Human Mobility and Climate Change

What I think most people do not understand about climate change is all the human rights issues and inequities it brings to typically vulnerable communities around the world. Typical reasons for human mobility are majority slow onset events such as sea level rise or drought. At a side event I attended today, one of the panelists mentioned the importance of terminology between the terms migration, climate refugees, human mobility/planned relocation, and displacement. Migration gives the idea that the people chose to leave versus displacement where the people were forced to leave. Furthermore, climate refugees might not be the most appropriate term to use because refugees are a people who leave their home due to persecution. Human mobility is a word that encompass these terms, whose meaning can be further identified from the context in which it is used. After this brief vocabulary lesson, the panelist began to provide insight into this ever growing concern of climate change.

As sea levels rise entire islands or coastlines can be completely submerged. As the water rises, it encroaches on entire cultures, communities, and heritages. To adapt to climate change many of these communities are forced to move inland to higher ground, but in the case of islands, often times higher ground or inland might not exists. In these circumstances many small island developing states (SIDS) are planning relocation for their people. These relocations result in the buying of land in another country where these communities then have to transition into. Imagine being forced to leave where you grew up knowing you would never be able to return. What are the non-value costs associated with this?

Many times cultures live in harmony with their environment and are forced to leave their loved ones they have buried behind, never being able to tell their children about where they grew up. If the migration to another country occurs, the loss of cultural identity that may occur is catastrophic to traditions of these communities. Furthermore, imagine the difficulty of trying to integrate into a foreign culture permanently. It is difficult for us developed nations, who see less consequences of climate change in our own backyard, because we don’t have to worry about losing our entire culture and moving.
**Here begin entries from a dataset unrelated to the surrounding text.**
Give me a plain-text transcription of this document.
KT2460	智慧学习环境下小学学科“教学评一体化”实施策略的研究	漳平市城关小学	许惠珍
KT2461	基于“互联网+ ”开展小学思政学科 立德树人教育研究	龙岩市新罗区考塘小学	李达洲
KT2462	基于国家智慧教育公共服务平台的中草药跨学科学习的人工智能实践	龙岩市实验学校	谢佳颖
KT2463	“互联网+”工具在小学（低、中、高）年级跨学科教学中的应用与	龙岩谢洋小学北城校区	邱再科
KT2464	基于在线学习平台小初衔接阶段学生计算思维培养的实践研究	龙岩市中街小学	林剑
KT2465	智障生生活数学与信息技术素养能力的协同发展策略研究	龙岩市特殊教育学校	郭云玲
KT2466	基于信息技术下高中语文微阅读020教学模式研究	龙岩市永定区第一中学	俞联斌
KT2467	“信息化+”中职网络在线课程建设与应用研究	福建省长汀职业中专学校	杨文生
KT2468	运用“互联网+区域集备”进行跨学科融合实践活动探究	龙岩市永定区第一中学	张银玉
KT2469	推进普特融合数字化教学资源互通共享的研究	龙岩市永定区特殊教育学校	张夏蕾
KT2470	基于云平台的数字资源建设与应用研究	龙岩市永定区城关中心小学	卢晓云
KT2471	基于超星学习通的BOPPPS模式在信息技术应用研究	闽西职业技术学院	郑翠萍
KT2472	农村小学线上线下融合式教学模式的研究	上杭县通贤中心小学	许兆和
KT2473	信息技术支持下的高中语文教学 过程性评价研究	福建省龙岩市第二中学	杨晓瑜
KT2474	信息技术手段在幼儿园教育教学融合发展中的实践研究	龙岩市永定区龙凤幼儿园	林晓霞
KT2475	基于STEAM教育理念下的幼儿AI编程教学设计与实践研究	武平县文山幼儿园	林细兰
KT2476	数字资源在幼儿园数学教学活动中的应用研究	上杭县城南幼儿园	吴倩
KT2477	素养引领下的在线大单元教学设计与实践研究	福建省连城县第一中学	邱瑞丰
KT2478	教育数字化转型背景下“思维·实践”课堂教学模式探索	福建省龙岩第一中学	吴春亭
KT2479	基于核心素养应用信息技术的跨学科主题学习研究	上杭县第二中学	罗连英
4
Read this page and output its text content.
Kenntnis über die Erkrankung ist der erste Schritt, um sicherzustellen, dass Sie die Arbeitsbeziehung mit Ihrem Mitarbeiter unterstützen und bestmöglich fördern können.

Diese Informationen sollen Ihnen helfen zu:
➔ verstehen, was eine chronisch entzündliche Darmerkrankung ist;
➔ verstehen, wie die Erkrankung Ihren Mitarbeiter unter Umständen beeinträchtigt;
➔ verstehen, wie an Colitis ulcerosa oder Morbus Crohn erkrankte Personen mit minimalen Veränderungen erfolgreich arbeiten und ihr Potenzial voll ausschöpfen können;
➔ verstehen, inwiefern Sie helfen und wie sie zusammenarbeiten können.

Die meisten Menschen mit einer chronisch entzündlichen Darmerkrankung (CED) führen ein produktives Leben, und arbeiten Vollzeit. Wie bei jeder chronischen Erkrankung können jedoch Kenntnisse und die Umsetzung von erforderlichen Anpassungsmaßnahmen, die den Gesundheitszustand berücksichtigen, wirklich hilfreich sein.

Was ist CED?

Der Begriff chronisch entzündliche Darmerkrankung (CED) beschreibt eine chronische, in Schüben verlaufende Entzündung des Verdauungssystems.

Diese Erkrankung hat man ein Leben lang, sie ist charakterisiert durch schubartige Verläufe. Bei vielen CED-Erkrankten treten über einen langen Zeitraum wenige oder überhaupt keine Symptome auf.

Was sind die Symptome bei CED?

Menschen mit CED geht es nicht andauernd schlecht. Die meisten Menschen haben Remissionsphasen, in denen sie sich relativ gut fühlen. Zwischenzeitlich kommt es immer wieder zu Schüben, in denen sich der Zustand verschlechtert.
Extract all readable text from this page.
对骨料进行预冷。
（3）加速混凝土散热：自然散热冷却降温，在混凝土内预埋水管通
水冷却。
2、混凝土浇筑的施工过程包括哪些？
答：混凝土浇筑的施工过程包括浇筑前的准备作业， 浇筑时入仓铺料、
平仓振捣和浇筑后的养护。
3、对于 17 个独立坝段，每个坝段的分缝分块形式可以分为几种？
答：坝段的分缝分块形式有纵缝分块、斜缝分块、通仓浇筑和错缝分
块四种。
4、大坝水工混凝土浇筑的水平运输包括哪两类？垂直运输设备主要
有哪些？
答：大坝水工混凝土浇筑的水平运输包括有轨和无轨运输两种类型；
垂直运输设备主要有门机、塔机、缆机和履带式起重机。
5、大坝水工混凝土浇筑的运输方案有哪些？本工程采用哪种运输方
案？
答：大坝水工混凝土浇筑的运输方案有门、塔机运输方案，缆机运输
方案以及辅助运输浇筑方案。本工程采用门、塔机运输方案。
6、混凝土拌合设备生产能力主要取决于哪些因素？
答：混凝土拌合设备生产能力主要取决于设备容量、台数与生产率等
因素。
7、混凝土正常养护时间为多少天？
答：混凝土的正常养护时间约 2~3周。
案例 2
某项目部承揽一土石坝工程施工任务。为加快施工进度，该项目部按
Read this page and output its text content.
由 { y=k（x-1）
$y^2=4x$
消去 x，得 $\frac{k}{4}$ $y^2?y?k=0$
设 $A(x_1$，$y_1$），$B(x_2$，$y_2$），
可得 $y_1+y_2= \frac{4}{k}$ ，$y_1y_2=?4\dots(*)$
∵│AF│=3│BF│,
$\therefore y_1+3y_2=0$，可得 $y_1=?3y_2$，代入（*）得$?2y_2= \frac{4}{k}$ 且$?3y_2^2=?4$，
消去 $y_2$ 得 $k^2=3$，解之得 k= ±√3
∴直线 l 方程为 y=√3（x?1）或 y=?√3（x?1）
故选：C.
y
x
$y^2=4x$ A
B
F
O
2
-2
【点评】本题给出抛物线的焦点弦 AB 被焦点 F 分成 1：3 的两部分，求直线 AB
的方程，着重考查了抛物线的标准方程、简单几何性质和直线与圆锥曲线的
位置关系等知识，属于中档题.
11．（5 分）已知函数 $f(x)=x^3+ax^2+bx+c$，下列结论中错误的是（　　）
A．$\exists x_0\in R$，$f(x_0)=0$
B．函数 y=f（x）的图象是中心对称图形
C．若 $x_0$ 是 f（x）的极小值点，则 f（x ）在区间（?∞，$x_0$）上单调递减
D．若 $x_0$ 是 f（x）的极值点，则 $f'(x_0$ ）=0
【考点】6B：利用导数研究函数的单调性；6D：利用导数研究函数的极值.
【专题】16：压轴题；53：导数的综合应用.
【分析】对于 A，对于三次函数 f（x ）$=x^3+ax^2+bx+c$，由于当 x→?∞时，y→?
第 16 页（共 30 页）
This is why it is of utmost importance to decarbonize our economies and to make the transition to renewable energy to limit warming to stay below the 1.5℃ so these SIDS can keep their homes. Climate change is a complex issue that won’t be cured overnight, but we can all make a difference by changing our lifestyles and advocating for strong climate and environmental policies as well as social responsibility in companies. I am hopeful we can all come together as a global society to stop climate change before it is too late for some.